The effects sizes in Table 1 clearly demonstrate the differences between effect sizes and p-values. For example, the p-value of the difference between the intervention group and the control group in the study by Christodoulos and colleagues [10], with regard to total moderate to vigorous physical activity, did not reach significance. The effect size for this outcome measure, however, was very large (d = 2.79). This demonstrates the potential of this intervention with regard to behaviour change, apart from the small sample size in the specific study. Another example, the study of Hill and colleagues [11], shows that although the conditions in this study did not differ significantly, the effect sizes indicate a clear difference between the impact of these interventions (ranging from 0.18 to 0.45).

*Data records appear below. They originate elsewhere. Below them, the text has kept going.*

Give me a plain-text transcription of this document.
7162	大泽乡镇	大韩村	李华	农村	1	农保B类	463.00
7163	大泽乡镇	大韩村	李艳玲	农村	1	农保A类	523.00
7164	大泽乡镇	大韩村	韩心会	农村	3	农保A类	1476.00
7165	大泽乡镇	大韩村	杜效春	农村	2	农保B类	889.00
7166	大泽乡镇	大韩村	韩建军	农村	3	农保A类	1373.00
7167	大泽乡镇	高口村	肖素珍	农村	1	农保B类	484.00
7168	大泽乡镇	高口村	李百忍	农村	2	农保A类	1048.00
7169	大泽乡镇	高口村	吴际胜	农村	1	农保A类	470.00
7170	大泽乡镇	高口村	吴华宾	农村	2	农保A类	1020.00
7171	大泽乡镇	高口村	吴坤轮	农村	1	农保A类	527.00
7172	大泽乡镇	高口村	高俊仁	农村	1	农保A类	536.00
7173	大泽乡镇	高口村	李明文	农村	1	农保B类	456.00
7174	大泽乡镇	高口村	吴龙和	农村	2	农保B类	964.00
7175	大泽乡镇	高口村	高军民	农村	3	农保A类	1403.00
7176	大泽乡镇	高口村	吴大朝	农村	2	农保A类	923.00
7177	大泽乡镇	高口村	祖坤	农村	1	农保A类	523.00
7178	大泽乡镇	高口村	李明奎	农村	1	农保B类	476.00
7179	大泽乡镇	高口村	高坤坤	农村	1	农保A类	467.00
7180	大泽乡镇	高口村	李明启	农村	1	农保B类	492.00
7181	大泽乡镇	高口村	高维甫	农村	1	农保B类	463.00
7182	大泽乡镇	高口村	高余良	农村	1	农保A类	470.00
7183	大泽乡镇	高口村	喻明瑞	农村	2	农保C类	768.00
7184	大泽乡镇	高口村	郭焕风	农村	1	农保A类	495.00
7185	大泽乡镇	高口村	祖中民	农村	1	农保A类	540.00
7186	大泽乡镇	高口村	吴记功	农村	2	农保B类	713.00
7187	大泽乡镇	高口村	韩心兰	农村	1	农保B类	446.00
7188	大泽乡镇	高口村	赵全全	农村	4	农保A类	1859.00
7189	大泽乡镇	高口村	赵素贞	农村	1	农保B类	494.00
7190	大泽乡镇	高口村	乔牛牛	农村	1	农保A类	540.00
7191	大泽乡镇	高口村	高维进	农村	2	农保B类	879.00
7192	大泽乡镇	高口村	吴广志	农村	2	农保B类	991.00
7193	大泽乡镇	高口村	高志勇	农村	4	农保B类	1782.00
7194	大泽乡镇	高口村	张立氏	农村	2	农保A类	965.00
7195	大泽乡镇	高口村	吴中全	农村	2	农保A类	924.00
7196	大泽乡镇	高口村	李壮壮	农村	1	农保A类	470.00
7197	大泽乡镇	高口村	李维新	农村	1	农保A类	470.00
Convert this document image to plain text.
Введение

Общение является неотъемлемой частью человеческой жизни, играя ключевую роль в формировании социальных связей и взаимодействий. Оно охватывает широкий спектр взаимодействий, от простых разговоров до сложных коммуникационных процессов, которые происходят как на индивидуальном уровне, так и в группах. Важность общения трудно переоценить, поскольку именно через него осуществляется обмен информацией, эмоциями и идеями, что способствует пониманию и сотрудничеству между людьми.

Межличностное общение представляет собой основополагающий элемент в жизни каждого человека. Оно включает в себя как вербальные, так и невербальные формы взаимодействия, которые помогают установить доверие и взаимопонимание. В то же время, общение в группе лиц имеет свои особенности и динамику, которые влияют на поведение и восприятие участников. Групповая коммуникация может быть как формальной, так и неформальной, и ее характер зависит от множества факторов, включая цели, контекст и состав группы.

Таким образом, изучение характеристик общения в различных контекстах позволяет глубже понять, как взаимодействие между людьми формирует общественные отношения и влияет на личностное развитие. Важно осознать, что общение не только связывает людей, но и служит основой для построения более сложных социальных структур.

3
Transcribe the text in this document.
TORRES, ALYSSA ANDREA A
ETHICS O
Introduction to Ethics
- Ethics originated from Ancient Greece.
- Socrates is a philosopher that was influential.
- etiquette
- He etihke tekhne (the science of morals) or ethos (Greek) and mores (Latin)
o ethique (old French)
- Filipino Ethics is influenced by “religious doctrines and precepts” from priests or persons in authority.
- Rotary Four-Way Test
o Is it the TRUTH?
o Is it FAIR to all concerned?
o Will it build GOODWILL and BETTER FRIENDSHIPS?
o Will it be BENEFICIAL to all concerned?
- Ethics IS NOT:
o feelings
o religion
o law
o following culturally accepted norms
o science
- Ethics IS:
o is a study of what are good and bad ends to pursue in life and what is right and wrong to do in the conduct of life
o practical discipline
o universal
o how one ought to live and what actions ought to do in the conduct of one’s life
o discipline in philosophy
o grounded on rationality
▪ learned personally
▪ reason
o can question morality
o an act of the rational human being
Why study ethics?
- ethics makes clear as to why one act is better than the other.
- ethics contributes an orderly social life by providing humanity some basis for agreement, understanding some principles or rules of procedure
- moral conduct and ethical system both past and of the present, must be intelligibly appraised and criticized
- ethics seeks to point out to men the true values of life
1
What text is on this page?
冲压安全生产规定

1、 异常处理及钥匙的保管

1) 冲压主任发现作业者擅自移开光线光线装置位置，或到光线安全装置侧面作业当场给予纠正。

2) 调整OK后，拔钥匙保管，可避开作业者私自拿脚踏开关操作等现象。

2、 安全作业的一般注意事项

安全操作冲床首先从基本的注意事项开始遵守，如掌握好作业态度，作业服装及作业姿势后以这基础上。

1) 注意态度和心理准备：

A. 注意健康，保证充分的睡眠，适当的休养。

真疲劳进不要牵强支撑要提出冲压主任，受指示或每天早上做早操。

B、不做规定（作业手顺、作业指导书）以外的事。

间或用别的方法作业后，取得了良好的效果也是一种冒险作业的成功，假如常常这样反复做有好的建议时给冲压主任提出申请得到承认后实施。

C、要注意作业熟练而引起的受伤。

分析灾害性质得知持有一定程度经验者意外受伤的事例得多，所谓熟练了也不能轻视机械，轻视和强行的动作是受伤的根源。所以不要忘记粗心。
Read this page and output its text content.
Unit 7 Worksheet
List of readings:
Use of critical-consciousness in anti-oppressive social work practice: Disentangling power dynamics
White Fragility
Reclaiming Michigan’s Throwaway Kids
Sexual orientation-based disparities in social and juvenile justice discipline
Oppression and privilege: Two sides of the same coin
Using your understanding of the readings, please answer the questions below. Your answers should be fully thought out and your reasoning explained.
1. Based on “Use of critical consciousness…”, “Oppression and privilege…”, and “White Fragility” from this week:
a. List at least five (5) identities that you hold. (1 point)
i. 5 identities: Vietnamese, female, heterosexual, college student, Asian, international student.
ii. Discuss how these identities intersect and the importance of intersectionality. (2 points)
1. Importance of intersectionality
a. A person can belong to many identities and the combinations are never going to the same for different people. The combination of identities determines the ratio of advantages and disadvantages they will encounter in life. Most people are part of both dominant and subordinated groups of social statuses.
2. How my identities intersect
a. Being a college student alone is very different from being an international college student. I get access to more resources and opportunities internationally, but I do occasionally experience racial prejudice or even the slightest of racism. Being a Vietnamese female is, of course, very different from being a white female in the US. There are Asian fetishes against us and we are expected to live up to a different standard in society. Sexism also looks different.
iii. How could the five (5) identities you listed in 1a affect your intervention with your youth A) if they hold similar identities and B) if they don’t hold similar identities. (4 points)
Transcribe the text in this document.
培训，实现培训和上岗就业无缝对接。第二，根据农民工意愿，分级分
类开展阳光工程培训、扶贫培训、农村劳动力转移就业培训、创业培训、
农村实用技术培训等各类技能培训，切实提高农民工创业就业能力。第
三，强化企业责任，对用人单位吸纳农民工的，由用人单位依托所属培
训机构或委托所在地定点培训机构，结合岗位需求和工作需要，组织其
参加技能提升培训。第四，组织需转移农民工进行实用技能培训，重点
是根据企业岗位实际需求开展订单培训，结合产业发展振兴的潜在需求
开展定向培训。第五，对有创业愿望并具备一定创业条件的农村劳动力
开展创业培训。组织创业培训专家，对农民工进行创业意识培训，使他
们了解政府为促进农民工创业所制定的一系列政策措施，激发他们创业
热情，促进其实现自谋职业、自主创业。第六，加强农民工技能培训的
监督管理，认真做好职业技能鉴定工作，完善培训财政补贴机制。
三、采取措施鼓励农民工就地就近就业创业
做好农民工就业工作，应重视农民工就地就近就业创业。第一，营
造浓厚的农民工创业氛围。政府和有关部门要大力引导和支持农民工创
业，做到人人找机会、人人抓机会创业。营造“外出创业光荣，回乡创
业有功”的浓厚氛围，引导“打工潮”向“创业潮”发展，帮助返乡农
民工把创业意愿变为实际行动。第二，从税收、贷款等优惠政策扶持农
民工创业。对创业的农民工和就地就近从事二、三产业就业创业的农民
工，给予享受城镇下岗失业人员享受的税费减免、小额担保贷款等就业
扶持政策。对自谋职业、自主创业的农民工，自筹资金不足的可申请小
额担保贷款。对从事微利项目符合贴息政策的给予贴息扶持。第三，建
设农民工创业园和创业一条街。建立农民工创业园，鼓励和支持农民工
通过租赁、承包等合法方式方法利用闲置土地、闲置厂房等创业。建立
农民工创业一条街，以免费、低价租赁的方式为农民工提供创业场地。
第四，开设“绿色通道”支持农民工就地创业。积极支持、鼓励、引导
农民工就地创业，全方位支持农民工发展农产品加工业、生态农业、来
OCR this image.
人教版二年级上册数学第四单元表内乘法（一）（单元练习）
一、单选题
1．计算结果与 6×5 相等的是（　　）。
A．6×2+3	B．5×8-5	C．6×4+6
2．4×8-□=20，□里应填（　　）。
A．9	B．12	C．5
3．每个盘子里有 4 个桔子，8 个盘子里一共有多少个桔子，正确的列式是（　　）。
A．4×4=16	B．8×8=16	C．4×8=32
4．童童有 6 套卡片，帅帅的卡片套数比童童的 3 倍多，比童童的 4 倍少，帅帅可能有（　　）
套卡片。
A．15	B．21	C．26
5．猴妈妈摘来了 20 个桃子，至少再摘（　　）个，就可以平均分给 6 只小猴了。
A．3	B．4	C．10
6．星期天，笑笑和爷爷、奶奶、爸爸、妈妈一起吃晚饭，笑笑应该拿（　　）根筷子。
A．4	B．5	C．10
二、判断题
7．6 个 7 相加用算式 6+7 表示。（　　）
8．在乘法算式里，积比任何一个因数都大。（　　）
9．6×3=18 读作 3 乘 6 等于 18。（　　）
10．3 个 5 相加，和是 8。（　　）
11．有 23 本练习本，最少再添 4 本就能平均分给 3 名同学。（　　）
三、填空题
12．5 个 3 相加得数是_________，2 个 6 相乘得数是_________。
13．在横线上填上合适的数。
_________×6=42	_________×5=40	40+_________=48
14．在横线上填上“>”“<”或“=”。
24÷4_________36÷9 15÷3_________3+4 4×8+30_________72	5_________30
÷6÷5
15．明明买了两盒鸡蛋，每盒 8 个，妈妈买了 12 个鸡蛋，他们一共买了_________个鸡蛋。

Taking into account the effect sizes reported in Table 1, the conclusion of De Meester and colleagues [1] that school-based interventions generally lead to short term improvement in physical activity levels still holds. There were, however, large differences between interventions with regard to effect sizes. These differences should be taken into account when judging the potential of intervention solutions. Therefore, the evidence with regard to involvement of family is inconclusive and recommendations regarding family involvement should be interpreted with caution as they are premature. In contrast to De Meester and colleagues [1], the evidence provided by effect sizes is not inconclusive with regard to a multi-component approach. Interventions that included environmental components (as identified in the published review) generally resulted in larger effect sizes. This provides evidence for the assumption that a multi-component approach should produce synergistic results. With regard to interventions aimed at multiple behaviours, it can be concluded that these interventions resulted in smaller effects with regard to physical activity. There appeared to be no differences in effect sizes related to quality assessment of the studies (as assessed in the published review). Nevertheless, when homogeneous outcome measures are available for future studies, meta-analyses are needed to fully warrant strong conclusions with regard to potential moderators of effect sizes (e.g., methodological quality).

Conclusions

Based on the evidence identified by the review of De Meester and colleagues [1] and the effect sizes reported in this commentary, a detailed insight into the effectiveness of interventions to promote physical activity among European teenagers is provided. In summary, the main findings based on this evidence:

(1) School-based interventions generally lead to short term improvement in physical activity levels, but there were large differences between interventions with regard to effect sizes.

(2) A multi-component approach (including environmental components) generally resulted in larger effect sizes, thereby providing evidence for the assumption that a multi-component approach should produce synergistic results.

(3) If an intervention aimed to affect more health behaviours besides physical activity, then the intervention appeared to be less effective in favour of physical activity.